If we take a perfectly ripe conidium, sporangium, or

zoosporangium, and enlarge it 1000 diameters, we shall see it as at E, Fig. 32; the former point of attachment is seen at F, and the sporangium is shown in the act of discharging its differentiated contents, in the form of zoospores, from its apex. These secondary spores were at first the polyhedric contents of the sporangium; but as they emerge in water or on any damp surface the angles become rounded, and they are at last expelled as minute ovoid bodies as illustrated at G. At first these small secondary spores or zoospores remain immovable at the mouth of the burst sporangium; soon, however, they begin to slightly oscillate, and two excessively attenuated hairlike cilia are developed from beneath as at H. At a special moment the foremost cilium is distended in a straight line as shown, whilst the hindermost cilium at the same time suddenly quivers, and the zoospore sails away over any moist surface, as if endowed with animal life. Each zoospore exhibits within one or more lustrous, perhaps contractile, vacuoles.

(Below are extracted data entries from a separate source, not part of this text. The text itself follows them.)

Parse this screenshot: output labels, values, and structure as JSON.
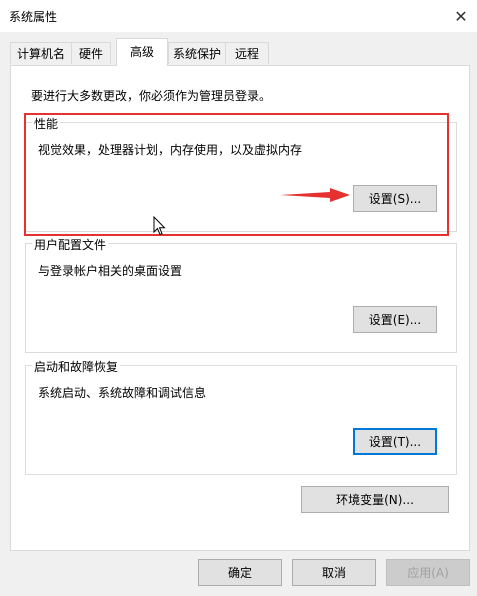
{
  "window": {
    "title": "系统属性"
  },
  "tabs": [
    {
      "label": "计算机名"
    },
    {
      "label": "硬件"
    },
    {
      "label": "高级"
    },
    {
      "label": "系统保护"
    },
    {
      "label": "远程"
    }
  ],
  "active_tab": "高级",
  "advanced": {
    "admin_note": "要进行大多数更改，你必须作为管理员登录。",
    "performance": {
      "label": "性能",
      "description": "视觉效果，处理器计划，内存使用，以及虚拟内存",
      "button": "设置(S)..."
    },
    "user_profiles": {
      "label": "用户配置文件",
      "description": "与登录帐户相关的桌面设置",
      "button": "设置(E)..."
    },
    "startup_recovery": {
      "label": "启动和故障恢复",
      "description": "系统启动、系统故障和调试信息",
      "button": "设置(T)..."
    },
    "env_button": "环境变量(N)..."
  },
  "footer": {
    "ok": "确定",
    "cancel": "取消",
    "apply": "应用(A)"
  },
  "annotation": {
    "highlight_color": "#e5312f"
  }
}
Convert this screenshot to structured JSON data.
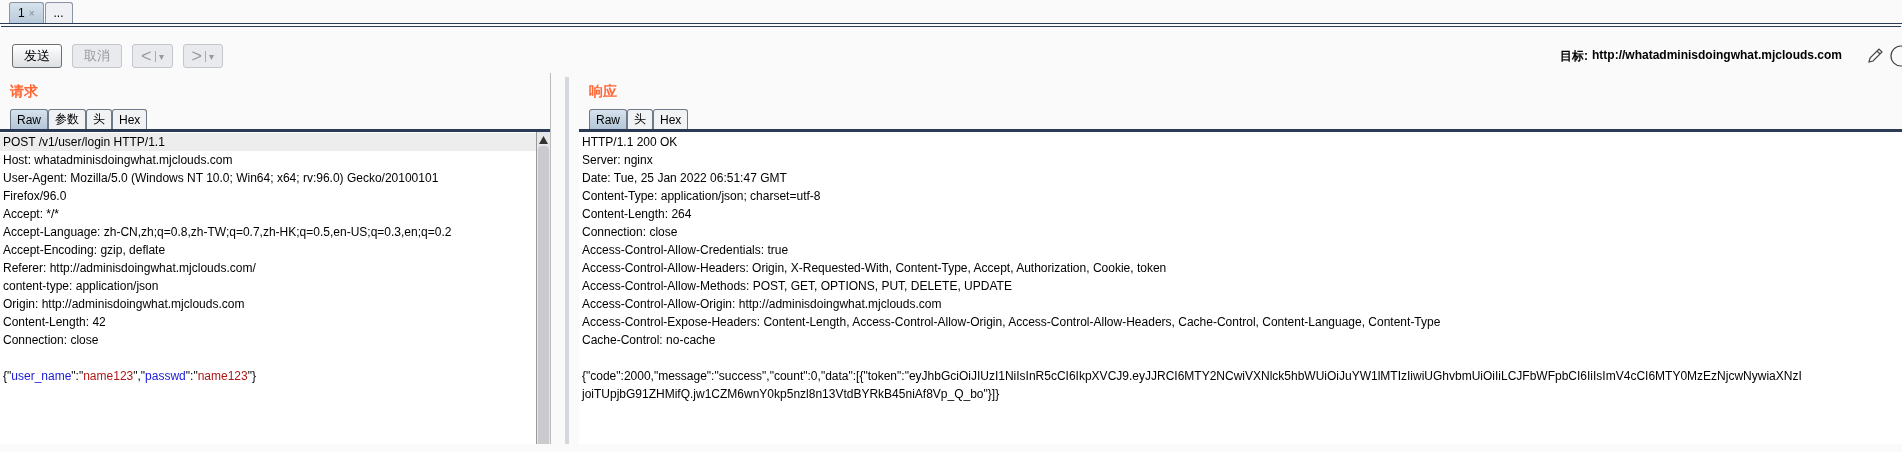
{
  "top_tabs": [
    {
      "label": "1",
      "close": "×",
      "selected": true
    },
    {
      "label": "...",
      "selected": false
    }
  ],
  "toolbar": {
    "buttons": [
      {
        "kind": "text",
        "label": "发送",
        "disabled": false
      },
      {
        "kind": "text",
        "label": "取消",
        "disabled": true
      },
      {
        "kind": "nav",
        "label": "<",
        "caret": "▾",
        "disabled": true
      },
      {
        "kind": "nav",
        "label": ">",
        "caret": "▾",
        "disabled": true
      }
    ],
    "target_label": "目标:",
    "target_url": "http://whatadminisdoingwhat.mjclouds.com"
  },
  "request": {
    "title": "请求",
    "tabs": [
      {
        "label": "Raw",
        "selected": true
      },
      {
        "label": "参数",
        "selected": false
      },
      {
        "label": "头",
        "selected": false
      },
      {
        "label": "Hex",
        "selected": false
      }
    ],
    "lines": [
      {
        "text": "POST /v1/user/login HTTP/1.1",
        "selected": true
      },
      {
        "text": "Host: whatadminisdoingwhat.mjclouds.com",
        "selected": false
      },
      {
        "text": "User-Agent: Mozilla/5.0 (Windows NT 10.0; Win64; x64; rv:96.0) Gecko/20100101",
        "selected": false
      },
      {
        "text": "Firefox/96.0",
        "selected": false
      },
      {
        "text": "Accept: */*",
        "selected": false
      },
      {
        "text": "Accept-Language: zh-CN,zh;q=0.8,zh-TW;q=0.7,zh-HK;q=0.5,en-US;q=0.3,en;q=0.2",
        "selected": false
      },
      {
        "text": "Accept-Encoding: gzip, deflate",
        "selected": false
      },
      {
        "text": "Referer: http://adminisdoingwhat.mjclouds.com/",
        "selected": false
      },
      {
        "text": "content-type: application/json",
        "selected": false
      },
      {
        "text": "Origin: http://adminisdoingwhat.mjclouds.com",
        "selected": false
      },
      {
        "text": "Content-Length: 42",
        "selected": false
      },
      {
        "text": "Connection: close",
        "selected": false
      }
    ],
    "body": [
      {
        "kind": "punct",
        "text": "{\""
      },
      {
        "kind": "key",
        "text": "user_name"
      },
      {
        "kind": "punct",
        "text": "\":\""
      },
      {
        "kind": "value",
        "text": "name123"
      },
      {
        "kind": "punct",
        "text": "\",\""
      },
      {
        "kind": "key",
        "text": "passwd"
      },
      {
        "kind": "punct",
        "text": "\":\""
      },
      {
        "kind": "value",
        "text": "name123"
      },
      {
        "kind": "punct",
        "text": "\"}"
      }
    ]
  },
  "response": {
    "title": "响应",
    "tabs": [
      {
        "label": "Raw",
        "selected": true
      },
      {
        "label": "头",
        "selected": false
      },
      {
        "label": "Hex",
        "selected": false
      }
    ],
    "lines": [
      "HTTP/1.1 200 OK",
      "Server: nginx",
      "Date: Tue, 25 Jan 2022 06:51:47 GMT",
      "Content-Type: application/json; charset=utf-8",
      "Content-Length: 264",
      "Connection: close",
      "Access-Control-Allow-Credentials: true",
      "Access-Control-Allow-Headers: Origin, X-Requested-With, Content-Type, Accept, Authorization, Cookie, token",
      "Access-Control-Allow-Methods: POST, GET, OPTIONS, PUT, DELETE, UPDATE",
      "Access-Control-Allow-Origin: http://adminisdoingwhat.mjclouds.com",
      "Access-Control-Expose-Headers: Content-Length, Access-Control-Allow-Origin, Access-Control-Allow-Headers, Cache-Control, Content-Language, Content-Type",
      "Cache-Control: no-cache"
    ],
    "body": [
      "{\"code\":2000,\"message\":\"success\",\"count\":0,\"data\":[{\"token\":\"eyJhbGciOiJIUzI1NiIsInR5cCI6IkpXVCJ9.eyJJRCI6MTY2NCwiVXNlck5hbWUiOiJuYW1lMTIzIiwiUGhvbmUiOiIiLCJFbWFpbCI6IiIsImV4cCI6MTY0MzEzNjcwNywiaXNzI",
      "joiTUpjbG91ZHMifQ.jw1CZM6wnY0kp5nzl8n13VtdBYRkB45niAf8Vp_Q_bo\"}]}"
    ]
  }
}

The phenomena just described can only be seen when a zoosporangium of the white-rust fungus, has been placed in water upon a glass slide, and viewed under a coverglass with a high power of the microscope. In dry air no differentiation of the contents of the conidium takes place. It is certain that rain, dew, or moisture of some sort is essential for the bursting of the sporangia and the expulsion of the zoospores. The bursting, as seen in water, under the microscope takes place in an hour or two after immersion; the conidia retain the power of producing zoospores for about a month. The zoospores are

able to swim about for several hours; their cilia then vanish, the zoospore retakes a globular tailless form, bursts as at J, produces a germ tube, and this germ tube is then a spawn thread of white rust capable of producing a new series of clubs capped with zoosporebearing sporangia.